Code of Practice v3.0 Online
The NZ Metal Roof and Wall Cladding Code of Practice is a comprehensive design & installation guide, and a recognised related document for Acceptable Solution E2/AS1 of the NZ Building Code.
The NZ Metal Roof and Wall Cladding Code of Practice is a comprehensive design & installation guide, and a recognised related document for Acceptable Solution E2/AS1 of the NZ Building Code.
Loads acting on roof cladding are generally classified into two types: point load and uniformly distributed Load (UDL)
Cladding reacts differently to a point load and a UDL. A point load is applied to a particular area, but a UDL impacts on the total area of the roof.
Most roofing profiles will resist far greater point loads when the load is applied to the pan of the profile rather than the rib. When the load is applied to the pan, the load is shared by the adjacent ribs. Alternatively, loads may be applied over two or more ribs.
Testing loads may be applied to the pan or the rib depending of the profile shape and the design criteria. See 3.7.4 Roof Traffic.
Trafficable roofs must be designed to withstand a point load which is representative of a worker with a bag of tools. It is calculated at 112 kg, which equals 1.1 kN force.
In the case of an imposed load, such as an air conditioning unit which is supported directly by the roof cladding, the unit weight per support and area of contact is calculated to arrive at point loads.
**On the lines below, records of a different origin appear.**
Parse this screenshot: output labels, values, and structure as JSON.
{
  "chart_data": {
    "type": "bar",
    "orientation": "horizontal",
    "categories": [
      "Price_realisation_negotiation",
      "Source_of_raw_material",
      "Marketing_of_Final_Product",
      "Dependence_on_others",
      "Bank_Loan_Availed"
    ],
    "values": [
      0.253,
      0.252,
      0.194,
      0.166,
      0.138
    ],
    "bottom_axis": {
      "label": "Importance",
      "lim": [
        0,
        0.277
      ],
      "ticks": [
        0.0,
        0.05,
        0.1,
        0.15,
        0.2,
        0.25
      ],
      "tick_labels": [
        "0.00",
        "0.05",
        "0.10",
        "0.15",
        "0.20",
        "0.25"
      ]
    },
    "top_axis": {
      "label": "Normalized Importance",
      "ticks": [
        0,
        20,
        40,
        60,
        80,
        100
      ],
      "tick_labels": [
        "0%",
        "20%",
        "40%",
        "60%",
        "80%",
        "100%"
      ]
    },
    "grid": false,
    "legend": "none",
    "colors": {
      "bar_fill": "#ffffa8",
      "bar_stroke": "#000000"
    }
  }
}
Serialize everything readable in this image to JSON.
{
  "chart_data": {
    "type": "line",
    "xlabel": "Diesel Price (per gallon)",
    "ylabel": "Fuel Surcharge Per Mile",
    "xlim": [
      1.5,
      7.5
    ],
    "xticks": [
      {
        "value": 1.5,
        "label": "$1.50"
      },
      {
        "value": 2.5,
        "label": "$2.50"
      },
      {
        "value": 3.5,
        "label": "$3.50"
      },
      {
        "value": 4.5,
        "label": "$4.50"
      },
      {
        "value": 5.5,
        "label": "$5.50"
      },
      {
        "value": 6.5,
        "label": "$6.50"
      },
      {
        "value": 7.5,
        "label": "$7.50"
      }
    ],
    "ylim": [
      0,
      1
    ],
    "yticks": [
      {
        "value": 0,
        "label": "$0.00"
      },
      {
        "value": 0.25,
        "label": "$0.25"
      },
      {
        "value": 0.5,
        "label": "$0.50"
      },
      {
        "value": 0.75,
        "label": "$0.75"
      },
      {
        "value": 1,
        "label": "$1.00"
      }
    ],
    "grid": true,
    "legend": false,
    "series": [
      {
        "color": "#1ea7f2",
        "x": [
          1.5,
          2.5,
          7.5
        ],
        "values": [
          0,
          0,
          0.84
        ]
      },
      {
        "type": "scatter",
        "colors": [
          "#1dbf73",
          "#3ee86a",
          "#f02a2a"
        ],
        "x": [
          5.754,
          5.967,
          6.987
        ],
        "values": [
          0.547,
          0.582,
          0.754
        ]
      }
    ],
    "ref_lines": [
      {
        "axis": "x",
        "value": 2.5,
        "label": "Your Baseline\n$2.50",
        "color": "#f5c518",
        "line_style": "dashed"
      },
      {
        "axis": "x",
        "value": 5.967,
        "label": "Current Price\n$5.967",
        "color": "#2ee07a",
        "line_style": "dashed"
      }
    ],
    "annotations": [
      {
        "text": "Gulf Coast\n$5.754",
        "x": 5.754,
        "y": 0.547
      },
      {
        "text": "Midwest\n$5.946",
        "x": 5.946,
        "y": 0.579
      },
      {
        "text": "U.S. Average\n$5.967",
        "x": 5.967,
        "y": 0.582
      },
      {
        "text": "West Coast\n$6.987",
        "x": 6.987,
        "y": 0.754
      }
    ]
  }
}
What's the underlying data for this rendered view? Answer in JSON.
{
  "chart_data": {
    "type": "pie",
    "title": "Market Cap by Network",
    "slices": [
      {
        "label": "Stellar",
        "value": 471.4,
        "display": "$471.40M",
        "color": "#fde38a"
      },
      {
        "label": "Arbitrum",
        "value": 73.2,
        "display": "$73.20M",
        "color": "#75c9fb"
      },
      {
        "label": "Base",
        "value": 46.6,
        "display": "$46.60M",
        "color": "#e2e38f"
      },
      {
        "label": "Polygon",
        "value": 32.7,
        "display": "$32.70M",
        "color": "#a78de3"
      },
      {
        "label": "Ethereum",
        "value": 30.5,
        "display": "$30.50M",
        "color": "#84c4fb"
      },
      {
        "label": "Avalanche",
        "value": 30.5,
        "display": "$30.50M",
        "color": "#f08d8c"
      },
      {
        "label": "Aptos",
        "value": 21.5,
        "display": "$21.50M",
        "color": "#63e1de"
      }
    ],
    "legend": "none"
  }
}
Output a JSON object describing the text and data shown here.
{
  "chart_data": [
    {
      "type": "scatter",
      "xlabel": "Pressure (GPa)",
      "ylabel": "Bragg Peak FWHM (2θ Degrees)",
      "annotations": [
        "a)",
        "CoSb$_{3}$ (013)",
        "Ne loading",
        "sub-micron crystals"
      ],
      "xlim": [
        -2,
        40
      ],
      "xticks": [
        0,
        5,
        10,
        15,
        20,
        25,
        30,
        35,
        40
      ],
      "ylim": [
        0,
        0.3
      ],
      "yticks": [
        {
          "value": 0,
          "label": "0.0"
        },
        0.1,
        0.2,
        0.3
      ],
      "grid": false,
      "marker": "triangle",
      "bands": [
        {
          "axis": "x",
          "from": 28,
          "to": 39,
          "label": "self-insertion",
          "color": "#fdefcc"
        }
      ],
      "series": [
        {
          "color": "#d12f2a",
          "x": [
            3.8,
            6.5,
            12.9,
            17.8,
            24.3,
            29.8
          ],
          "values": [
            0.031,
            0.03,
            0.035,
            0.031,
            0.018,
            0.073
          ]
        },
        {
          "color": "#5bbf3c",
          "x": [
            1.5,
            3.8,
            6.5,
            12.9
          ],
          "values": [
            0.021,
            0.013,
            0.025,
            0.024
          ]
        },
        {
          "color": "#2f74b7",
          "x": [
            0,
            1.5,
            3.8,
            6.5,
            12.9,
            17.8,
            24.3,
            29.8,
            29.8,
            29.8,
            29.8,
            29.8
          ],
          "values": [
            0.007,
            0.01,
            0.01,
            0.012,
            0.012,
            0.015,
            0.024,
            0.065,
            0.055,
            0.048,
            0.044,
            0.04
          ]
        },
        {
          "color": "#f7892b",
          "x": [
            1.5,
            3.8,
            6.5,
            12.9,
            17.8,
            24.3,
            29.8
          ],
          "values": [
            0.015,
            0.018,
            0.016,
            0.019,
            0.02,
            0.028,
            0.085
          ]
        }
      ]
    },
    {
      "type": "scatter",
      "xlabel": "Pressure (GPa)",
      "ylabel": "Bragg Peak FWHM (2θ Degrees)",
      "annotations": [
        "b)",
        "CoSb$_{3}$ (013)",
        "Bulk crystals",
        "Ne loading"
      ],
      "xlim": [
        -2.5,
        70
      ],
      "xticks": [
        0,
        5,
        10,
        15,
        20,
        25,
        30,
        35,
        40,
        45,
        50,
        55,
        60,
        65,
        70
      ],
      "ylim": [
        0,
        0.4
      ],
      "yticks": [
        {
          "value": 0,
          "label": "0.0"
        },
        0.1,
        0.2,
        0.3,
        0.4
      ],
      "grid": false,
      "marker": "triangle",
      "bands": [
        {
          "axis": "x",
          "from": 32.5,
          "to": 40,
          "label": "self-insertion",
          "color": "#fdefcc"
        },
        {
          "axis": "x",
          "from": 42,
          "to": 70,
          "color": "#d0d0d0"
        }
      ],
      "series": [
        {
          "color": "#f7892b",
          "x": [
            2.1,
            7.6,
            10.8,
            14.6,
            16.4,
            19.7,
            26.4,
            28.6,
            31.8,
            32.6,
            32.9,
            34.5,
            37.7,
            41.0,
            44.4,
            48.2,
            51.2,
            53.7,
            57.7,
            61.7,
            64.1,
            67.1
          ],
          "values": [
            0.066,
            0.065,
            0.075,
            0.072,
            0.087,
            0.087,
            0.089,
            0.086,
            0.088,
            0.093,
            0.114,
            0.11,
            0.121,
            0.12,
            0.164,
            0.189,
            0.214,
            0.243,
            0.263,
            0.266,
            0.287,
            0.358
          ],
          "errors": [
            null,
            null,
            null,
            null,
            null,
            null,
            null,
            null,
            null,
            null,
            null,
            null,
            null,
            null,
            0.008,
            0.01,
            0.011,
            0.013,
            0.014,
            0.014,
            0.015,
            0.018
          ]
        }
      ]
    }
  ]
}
A point load on a roof is always positive or downward (+).
The wind load imposed on a roof structure is taken to apply at right angles to the roof cladding over a nominated area. The design wind load is affected by the design of the building and is modified using factors called pressure coefficients. Wind design load is measured in kilopascal (kPa); 1 kPa equals 1 kN/m².
Under wind loads, inwards loads are resisted by the purlin or girts, whilst outward loads are only resisted by the fastener head or clip. Therefore, outwards load is the more critical figure.
Engineers calculate both the serviceability load and the ultimate load. They compare these values with the maximum failure loads of the products and systems they are considering.
Load/span data for standard corrugate, and low rib 5 and 6 ribbed trapezoidals is at the end of this section.
Refer to manufacturer's load/span tables for all other profiles, which should give the maximum recommended load for continuous spans when tested as described in 17.1.3 Testing Procedure.
Wind Design Load is affected by building design factors such as building height, shape, proportions, orientation, and roof pitch. Permeability can also be a big factor; buildings with large openings on one side but completely closed on the other three sides will suffer high internal wind pressures. These internal pressures must be added to the suction load on the outside of the roof when calculating wind design load.
Local territorial authorities are usually able to give wind speed figures for a specific address in their area. All other factors, including topographical influences, internal, and local pressure factors must be considered by a suitably qualified professional to calculate the design wind load on a structure.
The local pressure factor (Kl) is an important design consideration required by the Loadings Standard. The peripheral areas of roof and wall surfaces are subjected to greater uplift loads than the main body of the roof. Designers need to include local pressure factors in the calculation of wind loads on the cladding.
When determining fixing requirements to NZS 1170.2, the engineer should prepare a roof map showing purlin spans and local pressure factors for each section of the cladding.
When designing to NZS 1170 the local pressure factors are:
The basic formula for converting a wind speed to wind load is: 0.6 x velocity²= wind load. However, to get a true design wind speed is a lot more complex; various factors have to be applied including roof self-weight, internal pressure and local pressure coefficients.
The most influential of these factors is generally the local pressure factor, but internal pressure can also have a profound influence—particularly on unlined structures.
Roof cladding design does not usually have to be altered for snow load, maximum snow load in New Zealand (under NZS 3604) is a UDL of 2 kPa.This is less than the upwards load in a Very High Wind Zone, however, as it is a downwards load, restraint is linear by the purlins, rather than point restraint by the fasteners, so greater capacity is achieved.
Any profile-gauge combination that will resist a wind load of Very High or Extra High Wind Zone with fasteners at each crest, will adequately resist a 2 kPa snow load. It may, however, be neccessary to increase the strength of the structure to allow for induced snow loads.
New Zealand is divided (in NZS 3604) into six zones where the maximum snow load is 2 kPa; areas above specific altitudes in these areas require specific design.
Projections such as gutters, flashings and chimneys need additional fixings and detailing to resist loads from sliding snow. It is normal to fit snow straps to residential gutters in snow prone areas.
Maximum Altitude as per NZS 3604 | ||||
---|---|---|---|---|
Zone | Up to: | 1.0 kPa | 1.5 kPa | 2.0kPa |
0 | Not Required | |||
1 | 400 | 600 | 850 | |
2 | 400 | 600 | 850 | |
3 | 400 | 600 | 850 | |
4 | 100 | 200 | 350 | |
5 | 200 | 300 | 400 |
The self-weight of light-weight profiled sheet cladding should be included in the calculation of net wind load, but is a minor factor and, typically, works in the opposite direction to wind loads.